In examining the question, the researchers found that female sex hormones that circulate during pregnancy have an important effect on the thymus and instructed the organ to produce specialized cells called regulatory T cells, also known as Tregs . These cells help regulate some of the physiological changes that take place during pregnancy that are necessary for a healthy pregnancy.
Additionally, the researchers found that specialized receptors commonly expressed in cells of the thymus, called RANK receptors, play an important role in regulating the production of these specialized Treg cells.
“We knew that RANK was expressed in the thymus, but its role in pregnancy was unknown,” said lead study author Professor Josef Penninger in a press release.
Using genetic modification, the researchers removed RANK receptors from the animals’ thymus during their investigation. “The lack of RANK prevented the production of Tregs in the thymus during pregnancy. This resulted in fewer Tregs in the placenta, which led to increased miscarriage rates,” said lead author Dr. Magdalena Paolino.
The Tregs also appear to be important for metabolic regulation during pregnancy. The study’s authors described how these cells migrated into adipose tissue in pregnant mice to prevent inflammation and regulate glucose and insulin levels. Animals lacking the RANK receptor had elevated blood glucose and insulin, including other indicators of gestational diabetes. The researchers also found that the puppies born from these animals had, on average, greater body weights than those born from normal pregnancies.
To confirm that Tregs were the major actor in these observable changes, the researchers gave animals that had been deprived of thymic RANK receptors Tregs isolated from other normal pregnancies.

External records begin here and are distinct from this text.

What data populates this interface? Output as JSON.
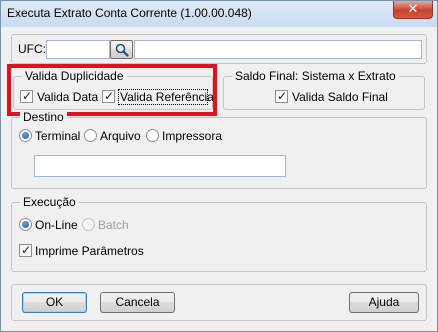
{
  "window": {
    "title": "Executa Extrato Conta Corrente (1.00.00.048)",
    "close_symbol": "✕"
  },
  "ufc": {
    "label": "UFC:",
    "code_value": "",
    "value": ""
  },
  "valida_duplicidade": {
    "legend": "Valida Duplicidade",
    "valida_data": {
      "label": "Valida Data",
      "checked": true
    },
    "valida_referencia": {
      "label": "Valida Referência",
      "checked": true
    }
  },
  "saldo_final": {
    "legend": "Saldo Final: Sistema x Extrato",
    "valida_saldo_final": {
      "label": "Valida Saldo Final",
      "checked": true
    }
  },
  "destino": {
    "legend": "Destino",
    "options": [
      "Terminal",
      "Arquivo",
      "Impressora"
    ],
    "selected": "Terminal",
    "path_value": ""
  },
  "execucao": {
    "legend": "Execução",
    "options": [
      "On-Line",
      "Batch"
    ],
    "selected": "On-Line",
    "imprime_parametros": {
      "label": "Imprime Parâmetros",
      "checked": true
    }
  },
  "buttons": {
    "ok": "OK",
    "cancela": "Cancela",
    "ajuda": "Ajuda"
  },
  "colors": {
    "highlight": "#e0101c",
    "title_bg": "#c8dbef",
    "close_btn": "#c7412d"
  },
  "check_mark": "✓"
}
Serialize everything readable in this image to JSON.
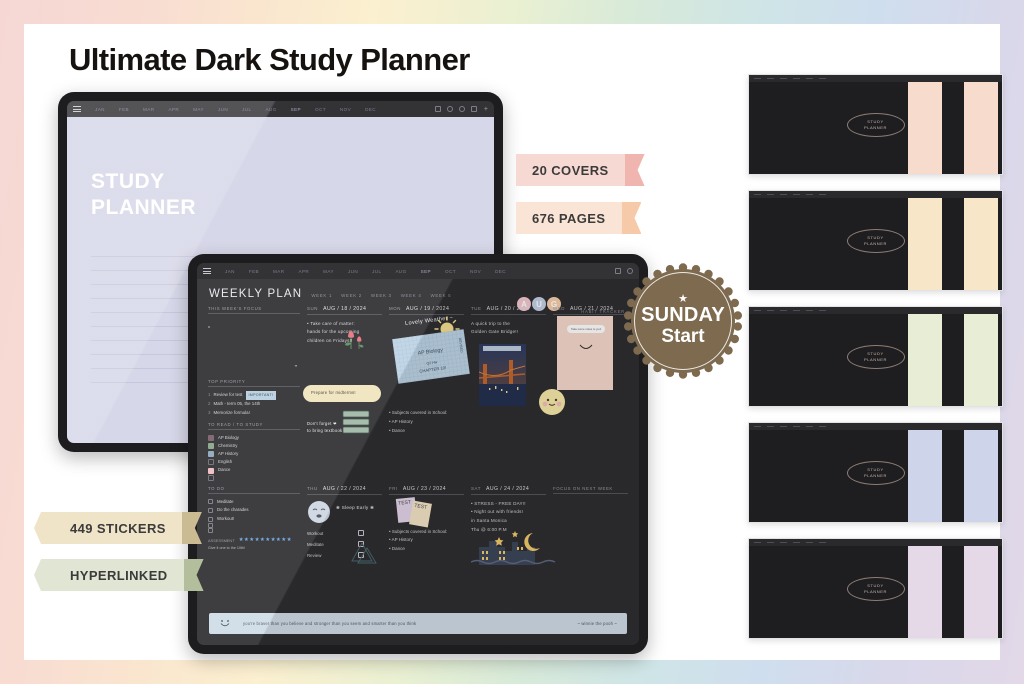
{
  "title": "Ultimate Dark Study Planner",
  "frame_gradient_colors": [
    "#f6d7d4",
    "#fae5cf",
    "#fbf0cf",
    "#d8ead8",
    "#cfe5e6",
    "#d8d8ea",
    "#e2d8e8"
  ],
  "ribbons": [
    {
      "label": "20 COVERS",
      "body_color": "#f7d9d4",
      "tail_color": "#efb5ae",
      "side": "right"
    },
    {
      "label": "676 PAGES",
      "body_color": "#fae4d6",
      "tail_color": "#f6c9a8",
      "side": "right"
    },
    {
      "label": "449 STICKERS",
      "body_color": "#f0e4c8",
      "tail_color": "#cbbb93",
      "side": "left"
    },
    {
      "label": "HYPERLINKED",
      "body_color": "#e0e6d3",
      "tail_color": "#b3bf9c",
      "side": "left"
    }
  ],
  "badge": {
    "star": "★",
    "line1": "SUNDAY",
    "line2": "Start",
    "color": "#7d6a4f"
  },
  "tablet_one": {
    "toolbar": {
      "months": [
        "JAN",
        "FEB",
        "MAR",
        "APR",
        "MAY",
        "JUN",
        "JUL",
        "AUG",
        "SEP",
        "OCT",
        "NOV",
        "DEC"
      ],
      "active_month": "SEP",
      "icons": [
        "menu-icon",
        "save-icon",
        "clock-icon",
        "info-icon",
        "bookmark-icon",
        "plus-icon"
      ],
      "plus": "+"
    },
    "cover_page": {
      "line1": "STUDY",
      "line2": "PLANNER",
      "background": "#d6d7e8"
    }
  },
  "tablet_two": {
    "toolbar": {
      "months": [
        "JAN",
        "FEB",
        "MAR",
        "APR",
        "MAY",
        "JUN",
        "JUL",
        "AUG",
        "SEP",
        "OCT",
        "NOV",
        "DEC"
      ],
      "active_month": "SEP"
    },
    "page_title": "WEEKLY PLAN",
    "week_tabs": [
      "WEEK 1",
      "WEEK 2",
      "WEEK 3",
      "WEEK 4",
      "WEEK 5"
    ],
    "month_bubbles": [
      {
        "letter": "A",
        "color": "#f3c6ce"
      },
      {
        "letter": "U",
        "color": "#c3cfe6"
      },
      {
        "letter": "G",
        "color": "#f6ceab"
      }
    ],
    "habit_tracker_label": "HABIT TRACKER",
    "focus": {
      "heading": "THIS WEEK'S FOCUS",
      "quote_open": "“",
      "quote_close": "”"
    },
    "top_priority": {
      "heading": "TOP PRIORITY",
      "items": [
        {
          "n": "1",
          "text": "Review for test",
          "tag": "IMPORTANT!"
        },
        {
          "n": "2",
          "text": "Math - term 05, the 14th",
          "tag": ""
        },
        {
          "n": "3",
          "text": "Memorize formula!",
          "tag": ""
        }
      ]
    },
    "to_read": {
      "heading": "TO READ / TO STUDY",
      "items": [
        {
          "label": "AP Biology",
          "color": "#7a5f6b"
        },
        {
          "label": "Chemistry",
          "color": "#8aa588"
        },
        {
          "label": "AP History",
          "color": "#8fa8bd"
        },
        {
          "label": "English",
          "color": ""
        },
        {
          "label": "Dance",
          "color": "#f0bcc4"
        },
        {
          "label": "",
          "color": ""
        }
      ]
    },
    "todo": {
      "heading": "TO DO",
      "items": [
        "Meditate",
        "Do the charades",
        "Workout!",
        "",
        ""
      ]
    },
    "assessment": {
      "label": "ASSESSMENT",
      "stars": "★★★★★★★★★★",
      "note": "Give it one to the 10th!"
    },
    "days": [
      {
        "name": "SUN",
        "date": "AUG / 18 / 2024",
        "notes": [
          "• Take care of matter:",
          "hands for the upcoming",
          "children on Fridays!!"
        ]
      },
      {
        "name": "MON",
        "date": "AUG / 19 / 2024",
        "notes": [],
        "weather": "Lovely Weather ~",
        "card": {
          "title": "AP Biology",
          "sub": "Q2 Hw",
          "sub2": "CHAPTER 10!",
          "side": "REVISED"
        },
        "blob": "Prepare for midterms!",
        "books_note": [
          "Don't forget ❤",
          "to bring textbook"
        ]
      },
      {
        "name": "TUE",
        "date": "AUG / 20 / 2024",
        "notes": [
          "A quick trip to the",
          "Golden Gate Bridge!!"
        ]
      },
      {
        "name": "WED",
        "date": "AUG / 21 / 2024",
        "notes": [],
        "speech": "Take some notes to you!"
      },
      {
        "name": "THU",
        "date": "AUG / 22 / 2024",
        "sleep_note": "❀ Sleep Early ❀",
        "checks": [
          "Workout",
          "Meditate",
          "Review"
        ]
      },
      {
        "name": "FRI",
        "date": "AUG / 23 / 2024",
        "test_labels": [
          "TEST",
          "TEST"
        ],
        "bullets": [
          "• Subjects covered in School:",
          "• AP History",
          "• Dance"
        ]
      },
      {
        "name": "SAT",
        "date": "AUG / 24 / 2024",
        "notes": [
          "• STRESS - FREE DAY!!",
          "• Night out with friends!",
          "   in Santa Monica",
          "   Thu @ 6:00 P.M"
        ]
      }
    ],
    "next_week_heading": "FOCUS ON NEXT WEEK",
    "bottom_banner": {
      "smiley": "smiley-icon",
      "text": "you're braver than you believe and stronger than you seem and smarter than you think",
      "right": "~ winnie the pooh ~"
    },
    "monday_bullets": [
      "• Subjects covered in School:",
      "• AP History",
      "• Dance"
    ]
  },
  "covers": {
    "caption_line1": "STUDY",
    "caption_line2": "PLANNER",
    "items": [
      {
        "name": "cover-pink",
        "accent": "#f7dccd"
      },
      {
        "name": "cover-cream",
        "accent": "#f8e6c9"
      },
      {
        "name": "cover-green",
        "accent": "#e7eed5"
      },
      {
        "name": "cover-periwinkle",
        "accent": "#ced5ea"
      },
      {
        "name": "cover-lilac",
        "accent": "#e5d9e7"
      }
    ]
  }
}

All changes observed were completely reversible by supplying Tregs to animals that could not produce these cells during pregnancy due to the lack of RANK receptors in the thymus.
“The discovery of this new mechanism that underlies gestational diabetes may offer new therapeutic targets for the mother and fetus in the future,” said co-author Dr. Alexandra Kautzky-Willer.
“The thymus changes massively during pregnancy and how rewiring of entire tissue like this contributes to a healthy pregnancy has been one of the remaining puzzles in immunology,” added Dr. Penninger added. “Our longstanding work has not only solved this puzzle – pregnancy hormones rewire the thymus via RANK – but also uncovered a new paradigm for its function: The thymus not only changes the mother’s immune system so that it does not reject the fetus. The thymus but also controls the mother’s metabolic health. “
“This research is changing our view of the thymus as the active and dynamic organ needed to help secure pregnancies,” concluded Penninger.